VOICE OF MRS. ROBERTS.
(Calmer) Well, hand it chear den. Lawd, me and my chillun is so hongry…. Jake don’t fee-eed me. (She re-enters by door of store with the slab of meat in her hand and an outraged look on her face. She gazes all about her for sympathy.) Lawd, me and my poor chillun is so hongry … and some folks has _every_thing and they’s so stingy and gripin’…. Lawd knows, Jake don’t fee-eed me! (She exits right on this line followed by the boy with the baby on his back.)

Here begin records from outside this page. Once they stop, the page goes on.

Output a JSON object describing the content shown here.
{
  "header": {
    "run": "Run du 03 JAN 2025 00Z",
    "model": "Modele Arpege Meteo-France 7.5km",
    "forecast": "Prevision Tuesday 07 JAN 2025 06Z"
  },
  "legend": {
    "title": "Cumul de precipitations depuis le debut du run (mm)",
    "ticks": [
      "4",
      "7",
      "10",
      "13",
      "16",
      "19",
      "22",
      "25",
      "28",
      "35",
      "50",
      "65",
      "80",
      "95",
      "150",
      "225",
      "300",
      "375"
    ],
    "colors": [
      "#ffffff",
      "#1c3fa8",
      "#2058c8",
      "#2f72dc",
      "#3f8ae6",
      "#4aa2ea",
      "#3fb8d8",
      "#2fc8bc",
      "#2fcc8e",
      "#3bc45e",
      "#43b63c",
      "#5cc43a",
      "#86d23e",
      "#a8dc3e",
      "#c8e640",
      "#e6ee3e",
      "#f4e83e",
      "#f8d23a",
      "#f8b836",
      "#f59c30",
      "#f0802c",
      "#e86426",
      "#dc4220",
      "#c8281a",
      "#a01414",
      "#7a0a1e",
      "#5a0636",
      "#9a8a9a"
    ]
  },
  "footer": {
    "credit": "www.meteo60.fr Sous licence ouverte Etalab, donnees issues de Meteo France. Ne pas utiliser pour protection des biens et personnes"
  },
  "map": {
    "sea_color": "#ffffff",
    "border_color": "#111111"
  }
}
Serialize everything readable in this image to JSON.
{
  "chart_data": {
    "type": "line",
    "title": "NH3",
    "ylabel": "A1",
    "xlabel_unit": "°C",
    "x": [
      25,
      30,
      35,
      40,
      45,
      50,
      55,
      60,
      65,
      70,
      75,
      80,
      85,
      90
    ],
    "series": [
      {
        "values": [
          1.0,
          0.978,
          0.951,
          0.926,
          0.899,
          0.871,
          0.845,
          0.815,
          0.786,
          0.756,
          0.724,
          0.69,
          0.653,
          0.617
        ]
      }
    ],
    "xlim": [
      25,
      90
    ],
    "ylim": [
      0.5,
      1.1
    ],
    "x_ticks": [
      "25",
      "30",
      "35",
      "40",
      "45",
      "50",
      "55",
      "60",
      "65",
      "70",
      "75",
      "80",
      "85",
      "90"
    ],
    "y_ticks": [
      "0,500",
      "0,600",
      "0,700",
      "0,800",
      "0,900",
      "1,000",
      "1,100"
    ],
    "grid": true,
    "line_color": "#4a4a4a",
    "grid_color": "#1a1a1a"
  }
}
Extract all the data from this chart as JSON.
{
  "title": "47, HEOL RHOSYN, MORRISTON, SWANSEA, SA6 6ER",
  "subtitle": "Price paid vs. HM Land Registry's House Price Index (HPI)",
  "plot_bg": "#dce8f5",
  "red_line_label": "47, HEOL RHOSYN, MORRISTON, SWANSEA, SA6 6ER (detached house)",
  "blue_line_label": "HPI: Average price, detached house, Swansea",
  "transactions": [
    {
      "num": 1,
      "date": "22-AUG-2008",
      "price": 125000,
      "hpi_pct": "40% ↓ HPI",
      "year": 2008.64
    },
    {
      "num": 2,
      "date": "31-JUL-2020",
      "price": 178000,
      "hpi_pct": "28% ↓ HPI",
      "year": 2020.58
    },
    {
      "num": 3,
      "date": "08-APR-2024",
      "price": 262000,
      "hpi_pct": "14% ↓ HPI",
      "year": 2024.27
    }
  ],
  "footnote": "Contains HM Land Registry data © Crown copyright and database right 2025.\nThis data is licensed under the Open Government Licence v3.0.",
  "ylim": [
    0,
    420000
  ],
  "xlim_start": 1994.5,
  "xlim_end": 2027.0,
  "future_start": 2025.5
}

(All the men gaze behind her, then at each other and shake their heads.)

HAMBO.
Poor Jake. I’m really sorry for dat man. If she was mine I’d beat her till her ears hung down like a Georgy mule.

WALTER THOMAS.
I’d beat her till she smell like onions.

LIGE.
I’d romp on her till she slack like lime.

NIXON.
I’d stomp her till she rope like okra.

VOICE OF MRS. ROBERTS.
(Off stage right) Lawd, Miz Lewis, you goin’ give me dat lil han’ful of greens for me and my chillun. Why dat ain’t a eye-full. I ought not to take ’em … but me and my chillun is so hongry…. Some folks is so stingy and gripin’! Lawd knows, Tony don’t feed me!

(The noise of cane-chewing is heard again. Enter JOE LINDSAY left with a gun over his shoulder and the large leg bone of a mule in the other hand. He approaches the step wearily.)

HAMBO.
Well, did you git any partridges, Joe?

JOE.
(Resting his gun and seating himself) Nope, but I made de feathers fly.